A.and B. had had these thoughts independently of each other for several years. At one time, they had even enjoyed having them: when they were twenty-three or twenty-four, they could still believe that prolonged adolescence was a sign of integrity or uniqueness. But they were older now, and they had reached the age when failure was no longer endearing or interesting.
But what could they do? Both A. and B. wanted to take some decisive step into adulthood, but they did not know what that step would be. They stopped using their parents’ Netflix passwords and signed up for their own accounts, which added to their substantial consumer debts, but did not make them feel any more adult. They rescued a small dog—a pug, which turned out to have a serious breathing problem. A. and B. fed it, and listened to it wheeze, and felt a vague constant pity for it. But this did not make them feel like adults either. Even responsible children had pets.
There was, of course, one decisive step that they could take—the obvious step that for thousands of years had turned children into adults. A. and B. discussed it sometimes, but it made both of them uncomfortable. It seemed towering, inaccessible. It was something that happened to other people, but not to them.
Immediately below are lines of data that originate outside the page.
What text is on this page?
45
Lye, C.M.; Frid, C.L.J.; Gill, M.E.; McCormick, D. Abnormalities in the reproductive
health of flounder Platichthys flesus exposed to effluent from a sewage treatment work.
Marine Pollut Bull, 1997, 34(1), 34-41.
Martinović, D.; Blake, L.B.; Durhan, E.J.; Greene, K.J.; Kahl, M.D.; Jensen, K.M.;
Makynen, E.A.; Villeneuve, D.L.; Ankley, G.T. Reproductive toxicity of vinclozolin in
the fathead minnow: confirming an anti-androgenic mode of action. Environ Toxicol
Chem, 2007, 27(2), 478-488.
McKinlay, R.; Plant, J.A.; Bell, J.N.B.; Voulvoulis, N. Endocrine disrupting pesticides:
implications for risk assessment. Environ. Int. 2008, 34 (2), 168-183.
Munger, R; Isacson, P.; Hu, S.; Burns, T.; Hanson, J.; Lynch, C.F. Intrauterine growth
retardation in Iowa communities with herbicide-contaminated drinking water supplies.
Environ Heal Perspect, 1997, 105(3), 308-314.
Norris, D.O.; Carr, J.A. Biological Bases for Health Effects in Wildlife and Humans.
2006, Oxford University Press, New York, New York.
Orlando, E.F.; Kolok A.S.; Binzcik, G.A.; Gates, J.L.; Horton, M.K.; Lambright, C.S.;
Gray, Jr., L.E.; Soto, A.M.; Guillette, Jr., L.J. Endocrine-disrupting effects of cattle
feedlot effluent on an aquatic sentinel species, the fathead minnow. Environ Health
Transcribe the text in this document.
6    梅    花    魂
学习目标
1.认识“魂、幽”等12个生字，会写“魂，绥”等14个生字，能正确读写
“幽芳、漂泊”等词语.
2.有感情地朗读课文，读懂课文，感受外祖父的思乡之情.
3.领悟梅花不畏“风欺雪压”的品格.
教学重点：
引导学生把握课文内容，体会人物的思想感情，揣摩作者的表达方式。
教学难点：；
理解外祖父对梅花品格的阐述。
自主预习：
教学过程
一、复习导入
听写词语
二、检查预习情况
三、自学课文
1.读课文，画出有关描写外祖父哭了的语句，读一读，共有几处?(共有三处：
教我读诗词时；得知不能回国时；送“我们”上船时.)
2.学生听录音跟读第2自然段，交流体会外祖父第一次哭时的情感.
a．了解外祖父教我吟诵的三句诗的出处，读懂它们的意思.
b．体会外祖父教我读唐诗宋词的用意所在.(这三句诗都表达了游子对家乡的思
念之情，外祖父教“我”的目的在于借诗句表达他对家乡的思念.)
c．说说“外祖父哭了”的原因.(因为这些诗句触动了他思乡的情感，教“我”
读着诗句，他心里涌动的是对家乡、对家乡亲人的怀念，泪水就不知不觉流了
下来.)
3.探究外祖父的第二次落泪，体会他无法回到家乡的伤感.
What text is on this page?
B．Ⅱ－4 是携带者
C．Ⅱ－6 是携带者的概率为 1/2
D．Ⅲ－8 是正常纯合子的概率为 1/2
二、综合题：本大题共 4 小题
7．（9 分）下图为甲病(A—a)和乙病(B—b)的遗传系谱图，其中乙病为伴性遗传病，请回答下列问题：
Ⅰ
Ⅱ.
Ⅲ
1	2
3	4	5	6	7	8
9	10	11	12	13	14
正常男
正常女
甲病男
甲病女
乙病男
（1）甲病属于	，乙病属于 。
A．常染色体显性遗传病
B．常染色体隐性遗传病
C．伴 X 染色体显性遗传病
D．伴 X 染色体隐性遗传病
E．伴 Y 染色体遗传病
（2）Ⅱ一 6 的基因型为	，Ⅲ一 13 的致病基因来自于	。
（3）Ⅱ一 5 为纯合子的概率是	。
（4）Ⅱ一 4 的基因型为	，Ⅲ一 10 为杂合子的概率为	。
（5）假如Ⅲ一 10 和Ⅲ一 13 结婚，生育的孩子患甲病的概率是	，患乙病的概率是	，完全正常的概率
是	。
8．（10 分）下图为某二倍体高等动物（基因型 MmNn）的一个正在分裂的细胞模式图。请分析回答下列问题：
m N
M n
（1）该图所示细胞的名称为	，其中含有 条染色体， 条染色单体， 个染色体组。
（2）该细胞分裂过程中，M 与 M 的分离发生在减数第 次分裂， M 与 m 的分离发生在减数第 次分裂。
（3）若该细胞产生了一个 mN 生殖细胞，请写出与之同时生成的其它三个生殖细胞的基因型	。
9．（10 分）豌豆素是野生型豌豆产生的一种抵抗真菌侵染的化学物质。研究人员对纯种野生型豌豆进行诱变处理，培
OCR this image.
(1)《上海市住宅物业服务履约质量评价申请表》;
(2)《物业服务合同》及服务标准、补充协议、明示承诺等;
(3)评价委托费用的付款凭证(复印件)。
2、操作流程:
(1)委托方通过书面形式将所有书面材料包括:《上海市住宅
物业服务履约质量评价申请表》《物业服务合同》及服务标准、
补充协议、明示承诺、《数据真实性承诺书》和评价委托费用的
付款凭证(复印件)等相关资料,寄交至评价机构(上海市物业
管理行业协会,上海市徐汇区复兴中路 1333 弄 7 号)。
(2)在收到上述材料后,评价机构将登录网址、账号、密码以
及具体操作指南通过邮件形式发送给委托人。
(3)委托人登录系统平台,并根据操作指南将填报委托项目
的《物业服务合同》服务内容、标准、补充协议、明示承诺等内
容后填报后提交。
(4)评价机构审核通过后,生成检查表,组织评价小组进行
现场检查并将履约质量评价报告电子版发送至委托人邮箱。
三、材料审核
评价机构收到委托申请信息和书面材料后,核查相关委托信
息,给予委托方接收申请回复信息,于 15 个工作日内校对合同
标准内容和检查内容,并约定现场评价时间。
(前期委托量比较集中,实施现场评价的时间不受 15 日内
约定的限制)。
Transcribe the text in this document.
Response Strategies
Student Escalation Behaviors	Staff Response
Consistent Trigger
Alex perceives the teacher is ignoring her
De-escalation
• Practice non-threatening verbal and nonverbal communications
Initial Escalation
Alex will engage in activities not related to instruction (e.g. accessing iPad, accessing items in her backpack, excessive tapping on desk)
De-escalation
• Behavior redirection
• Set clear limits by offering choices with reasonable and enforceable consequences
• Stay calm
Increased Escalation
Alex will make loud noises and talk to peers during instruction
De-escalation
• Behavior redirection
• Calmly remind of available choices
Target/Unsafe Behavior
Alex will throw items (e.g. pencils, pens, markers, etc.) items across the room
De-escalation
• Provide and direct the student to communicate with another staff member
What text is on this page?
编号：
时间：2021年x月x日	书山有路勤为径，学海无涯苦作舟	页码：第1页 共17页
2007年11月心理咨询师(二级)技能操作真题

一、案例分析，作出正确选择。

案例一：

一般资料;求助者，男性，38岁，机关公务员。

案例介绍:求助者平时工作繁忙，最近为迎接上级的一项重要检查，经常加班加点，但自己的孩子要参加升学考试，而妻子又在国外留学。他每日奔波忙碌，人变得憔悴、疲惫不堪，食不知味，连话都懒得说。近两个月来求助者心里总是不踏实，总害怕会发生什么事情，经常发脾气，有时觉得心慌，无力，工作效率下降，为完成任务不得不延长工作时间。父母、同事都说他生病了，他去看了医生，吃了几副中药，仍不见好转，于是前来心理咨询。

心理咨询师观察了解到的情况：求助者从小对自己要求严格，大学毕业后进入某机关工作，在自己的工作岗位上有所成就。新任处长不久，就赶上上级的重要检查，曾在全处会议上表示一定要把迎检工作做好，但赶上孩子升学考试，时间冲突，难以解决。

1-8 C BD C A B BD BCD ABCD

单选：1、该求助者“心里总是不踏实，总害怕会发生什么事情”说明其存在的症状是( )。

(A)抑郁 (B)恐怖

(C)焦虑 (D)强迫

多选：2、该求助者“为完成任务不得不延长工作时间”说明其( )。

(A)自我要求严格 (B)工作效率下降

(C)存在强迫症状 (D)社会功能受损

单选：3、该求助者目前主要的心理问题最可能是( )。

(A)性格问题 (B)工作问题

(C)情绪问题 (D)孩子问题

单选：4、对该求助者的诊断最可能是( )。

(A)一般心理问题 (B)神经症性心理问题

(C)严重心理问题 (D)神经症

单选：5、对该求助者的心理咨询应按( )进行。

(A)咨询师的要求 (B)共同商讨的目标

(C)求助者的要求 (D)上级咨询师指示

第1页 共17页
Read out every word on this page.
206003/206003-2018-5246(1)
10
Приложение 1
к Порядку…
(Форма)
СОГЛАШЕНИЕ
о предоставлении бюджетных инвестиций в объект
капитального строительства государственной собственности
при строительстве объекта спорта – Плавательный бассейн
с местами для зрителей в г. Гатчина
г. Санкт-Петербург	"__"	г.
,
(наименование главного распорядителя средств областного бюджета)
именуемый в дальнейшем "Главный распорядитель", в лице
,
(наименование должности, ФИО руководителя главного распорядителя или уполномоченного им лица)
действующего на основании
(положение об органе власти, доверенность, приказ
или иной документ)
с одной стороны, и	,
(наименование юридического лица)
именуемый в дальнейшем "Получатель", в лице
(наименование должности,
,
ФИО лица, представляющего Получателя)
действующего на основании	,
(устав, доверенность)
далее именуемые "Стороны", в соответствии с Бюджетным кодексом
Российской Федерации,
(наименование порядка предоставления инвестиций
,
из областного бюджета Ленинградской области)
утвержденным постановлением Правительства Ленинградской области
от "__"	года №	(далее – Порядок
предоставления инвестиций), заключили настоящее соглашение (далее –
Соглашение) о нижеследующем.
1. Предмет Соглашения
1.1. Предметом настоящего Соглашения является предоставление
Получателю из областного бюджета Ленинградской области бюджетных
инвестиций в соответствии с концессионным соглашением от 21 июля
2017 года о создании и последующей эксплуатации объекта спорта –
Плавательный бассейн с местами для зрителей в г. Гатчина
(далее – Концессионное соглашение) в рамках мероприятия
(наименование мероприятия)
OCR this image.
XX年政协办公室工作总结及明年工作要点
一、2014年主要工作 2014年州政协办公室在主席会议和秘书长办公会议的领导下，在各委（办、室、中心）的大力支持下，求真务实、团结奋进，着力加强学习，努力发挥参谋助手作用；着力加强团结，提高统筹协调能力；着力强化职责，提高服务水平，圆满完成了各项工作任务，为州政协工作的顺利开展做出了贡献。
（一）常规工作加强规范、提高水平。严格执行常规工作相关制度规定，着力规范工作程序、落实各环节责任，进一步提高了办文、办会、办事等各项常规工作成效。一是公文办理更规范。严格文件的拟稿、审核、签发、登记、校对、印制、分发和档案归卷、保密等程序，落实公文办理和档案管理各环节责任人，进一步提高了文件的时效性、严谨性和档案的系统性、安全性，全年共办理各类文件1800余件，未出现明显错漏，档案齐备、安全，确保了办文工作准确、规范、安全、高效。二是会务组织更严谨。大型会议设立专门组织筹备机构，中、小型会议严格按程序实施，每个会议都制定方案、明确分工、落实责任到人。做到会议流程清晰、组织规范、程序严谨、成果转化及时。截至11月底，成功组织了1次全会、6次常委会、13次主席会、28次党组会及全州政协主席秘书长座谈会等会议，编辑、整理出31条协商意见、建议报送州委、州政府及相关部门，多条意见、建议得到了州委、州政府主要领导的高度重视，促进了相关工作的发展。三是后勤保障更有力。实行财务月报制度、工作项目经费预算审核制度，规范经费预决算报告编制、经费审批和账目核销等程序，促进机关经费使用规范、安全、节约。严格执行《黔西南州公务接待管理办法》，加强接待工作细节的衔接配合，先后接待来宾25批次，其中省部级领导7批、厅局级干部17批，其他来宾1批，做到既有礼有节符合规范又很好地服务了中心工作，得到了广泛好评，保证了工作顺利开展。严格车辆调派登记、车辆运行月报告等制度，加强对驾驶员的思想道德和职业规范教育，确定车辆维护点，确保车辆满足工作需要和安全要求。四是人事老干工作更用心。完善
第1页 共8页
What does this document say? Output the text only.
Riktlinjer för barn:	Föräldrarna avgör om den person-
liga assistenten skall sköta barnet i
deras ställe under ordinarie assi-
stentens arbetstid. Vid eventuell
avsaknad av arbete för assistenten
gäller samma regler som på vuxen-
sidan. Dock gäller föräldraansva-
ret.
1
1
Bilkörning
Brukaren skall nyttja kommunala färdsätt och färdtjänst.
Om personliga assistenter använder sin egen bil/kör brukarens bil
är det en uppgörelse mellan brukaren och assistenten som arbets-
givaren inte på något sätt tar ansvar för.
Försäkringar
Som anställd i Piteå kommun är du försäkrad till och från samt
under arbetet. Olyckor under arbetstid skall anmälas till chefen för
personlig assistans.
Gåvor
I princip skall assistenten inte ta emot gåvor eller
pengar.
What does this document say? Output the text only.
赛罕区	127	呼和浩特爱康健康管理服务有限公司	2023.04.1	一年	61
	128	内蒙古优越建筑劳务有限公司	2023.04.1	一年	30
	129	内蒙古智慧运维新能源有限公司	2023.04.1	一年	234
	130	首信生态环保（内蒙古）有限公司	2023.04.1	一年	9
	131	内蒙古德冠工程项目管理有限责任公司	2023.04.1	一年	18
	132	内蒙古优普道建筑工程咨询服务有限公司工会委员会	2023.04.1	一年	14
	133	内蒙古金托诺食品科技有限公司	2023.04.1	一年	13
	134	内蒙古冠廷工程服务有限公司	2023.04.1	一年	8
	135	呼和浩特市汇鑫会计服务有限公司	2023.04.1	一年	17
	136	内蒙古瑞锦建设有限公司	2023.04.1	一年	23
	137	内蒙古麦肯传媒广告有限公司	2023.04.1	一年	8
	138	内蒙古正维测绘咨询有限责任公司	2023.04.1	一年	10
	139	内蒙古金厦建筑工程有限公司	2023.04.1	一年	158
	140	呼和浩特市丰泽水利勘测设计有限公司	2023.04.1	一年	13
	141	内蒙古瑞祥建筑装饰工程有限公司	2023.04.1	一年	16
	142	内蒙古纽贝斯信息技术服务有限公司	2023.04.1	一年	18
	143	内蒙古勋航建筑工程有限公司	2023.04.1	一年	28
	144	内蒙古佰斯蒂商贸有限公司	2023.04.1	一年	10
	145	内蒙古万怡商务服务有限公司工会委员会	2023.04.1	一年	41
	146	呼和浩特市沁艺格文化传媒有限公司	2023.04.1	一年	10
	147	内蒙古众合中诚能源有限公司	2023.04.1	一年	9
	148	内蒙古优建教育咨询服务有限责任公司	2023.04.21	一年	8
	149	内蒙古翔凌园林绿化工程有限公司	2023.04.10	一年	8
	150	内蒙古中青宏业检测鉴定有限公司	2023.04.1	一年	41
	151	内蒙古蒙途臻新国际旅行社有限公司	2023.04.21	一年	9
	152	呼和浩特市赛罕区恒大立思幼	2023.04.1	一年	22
But why not them? They had many common interests and mutual friends. Her parents liked him, and his parents liked her. They were both spiritual but not religious, and they watched most of the same shows. They were, in short, in love.
It was decided—A. and B. were going to be married.
***
Neither of them could remember when they had decided to do it; they only knew that they had talked about it and talked about it, night after night, their wheezing pug sitting between them on the bed, and at some point they understood that marriage was a thing that was going to happen to them. He had not gone down on one knee and presented her with a ring and asked her to spend the rest of her life with him; she had not covered her mouth with her hands and cried and whispered yes.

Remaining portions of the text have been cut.